Around the crypt, the waking dead continue to stir.

One pale figure has both hands on the edge of its sarcophagus now. Another has dragged itself half upright. A third turns its skull-like face toward you and opens its jaw in a dry, silent protest.

You keep the candle between yourself and them. That matters. Each time the little flame shifts toward one of the undead, it hesitates, recoiling just enough to give you another moment.

You touch the candle to the paper. The parchment blackens. A thin orange line crawls along its edge. The splinters catch. The flame grows.

One of the dead things stretches a hand toward the pit, then snatches it back as the fire takes hold.

You add more small pieces. The flames climb.

You add a broken chair leg. The fire crackles loudly in the bronze bowl, throwing warm light across the crypt walls. Shadows leap and twist behind the sarcophagi.

The effect is immediate. The undead retreat.

Not destroyed. Not burned. Not defeated in battle. Repelled.

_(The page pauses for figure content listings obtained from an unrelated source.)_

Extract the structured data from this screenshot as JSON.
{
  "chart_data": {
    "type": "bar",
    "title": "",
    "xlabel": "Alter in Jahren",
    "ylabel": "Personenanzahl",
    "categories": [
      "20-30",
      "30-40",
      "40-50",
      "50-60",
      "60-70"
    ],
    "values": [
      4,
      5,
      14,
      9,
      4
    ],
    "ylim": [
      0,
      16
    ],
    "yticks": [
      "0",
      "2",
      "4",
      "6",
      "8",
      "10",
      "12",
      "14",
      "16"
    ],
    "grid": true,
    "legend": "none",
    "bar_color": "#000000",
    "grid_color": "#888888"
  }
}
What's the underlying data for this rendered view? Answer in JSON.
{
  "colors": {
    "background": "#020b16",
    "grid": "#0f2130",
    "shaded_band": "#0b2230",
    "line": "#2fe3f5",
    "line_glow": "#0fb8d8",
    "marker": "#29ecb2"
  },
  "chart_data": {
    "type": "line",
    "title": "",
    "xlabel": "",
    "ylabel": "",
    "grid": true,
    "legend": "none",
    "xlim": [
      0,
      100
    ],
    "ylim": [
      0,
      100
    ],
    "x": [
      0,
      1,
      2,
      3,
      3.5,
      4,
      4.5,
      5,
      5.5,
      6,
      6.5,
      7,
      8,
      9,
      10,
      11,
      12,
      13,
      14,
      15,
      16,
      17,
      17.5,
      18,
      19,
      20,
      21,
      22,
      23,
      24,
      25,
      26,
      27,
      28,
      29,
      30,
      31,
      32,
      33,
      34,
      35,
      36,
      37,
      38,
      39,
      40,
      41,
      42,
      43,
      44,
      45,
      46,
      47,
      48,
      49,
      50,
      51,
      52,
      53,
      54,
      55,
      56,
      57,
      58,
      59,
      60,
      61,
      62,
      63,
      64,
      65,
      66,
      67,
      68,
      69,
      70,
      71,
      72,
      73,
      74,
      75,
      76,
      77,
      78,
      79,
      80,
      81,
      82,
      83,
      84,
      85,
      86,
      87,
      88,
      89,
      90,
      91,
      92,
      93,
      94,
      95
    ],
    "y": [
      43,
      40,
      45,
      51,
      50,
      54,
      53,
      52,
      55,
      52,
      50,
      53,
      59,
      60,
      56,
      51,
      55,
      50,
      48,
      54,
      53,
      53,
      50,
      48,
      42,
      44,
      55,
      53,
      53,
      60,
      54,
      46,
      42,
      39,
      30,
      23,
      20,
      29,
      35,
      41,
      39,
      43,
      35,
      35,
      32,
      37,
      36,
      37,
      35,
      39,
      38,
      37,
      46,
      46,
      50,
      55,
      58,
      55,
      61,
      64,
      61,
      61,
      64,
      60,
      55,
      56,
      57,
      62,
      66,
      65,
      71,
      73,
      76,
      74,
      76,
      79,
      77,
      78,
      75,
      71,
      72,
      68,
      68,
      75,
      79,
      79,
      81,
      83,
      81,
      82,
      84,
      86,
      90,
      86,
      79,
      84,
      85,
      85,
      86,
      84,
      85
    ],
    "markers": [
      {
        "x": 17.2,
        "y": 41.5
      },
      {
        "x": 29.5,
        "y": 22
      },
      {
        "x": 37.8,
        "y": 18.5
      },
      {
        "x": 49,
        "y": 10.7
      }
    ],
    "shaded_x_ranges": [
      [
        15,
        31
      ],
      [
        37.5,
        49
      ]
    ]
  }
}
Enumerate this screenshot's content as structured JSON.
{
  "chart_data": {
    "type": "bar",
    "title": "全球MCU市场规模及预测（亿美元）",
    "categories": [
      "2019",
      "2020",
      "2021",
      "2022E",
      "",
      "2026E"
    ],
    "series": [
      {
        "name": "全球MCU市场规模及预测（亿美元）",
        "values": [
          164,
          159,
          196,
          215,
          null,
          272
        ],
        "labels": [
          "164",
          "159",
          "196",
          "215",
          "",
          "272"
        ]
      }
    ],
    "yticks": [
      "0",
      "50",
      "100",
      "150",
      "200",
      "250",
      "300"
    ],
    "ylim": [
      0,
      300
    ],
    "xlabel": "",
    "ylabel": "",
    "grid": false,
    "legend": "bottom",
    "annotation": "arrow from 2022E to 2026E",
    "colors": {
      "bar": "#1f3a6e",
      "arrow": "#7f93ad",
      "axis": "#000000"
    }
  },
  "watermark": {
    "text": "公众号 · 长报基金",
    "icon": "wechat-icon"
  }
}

The skull-faced figure nearest you lowers itself back into its coffin, one hand raised against the firelight. Another withdraws with a dry scrape of bone against stone. A third pulls its lid halfway closed, then pauses as if checking whether you are still watching.

You add another piece of wood. The hearth-fire burns steadily now. The whole crypt changes.

The cold, creeping pressure in the room breaks. The pale figures remain present, but they no longer advance. One by one, they sink back into their sarcophagi, their movements stiff and resentful.

The painting was right. The fire is not just light. It is a boundary. It gives you the room.

After a few moments, all is still except for the crackle of the flames and the occasional irritated creak from inside one of the coffins.

The bronze fire pit burns in the center of the Silent Crypt.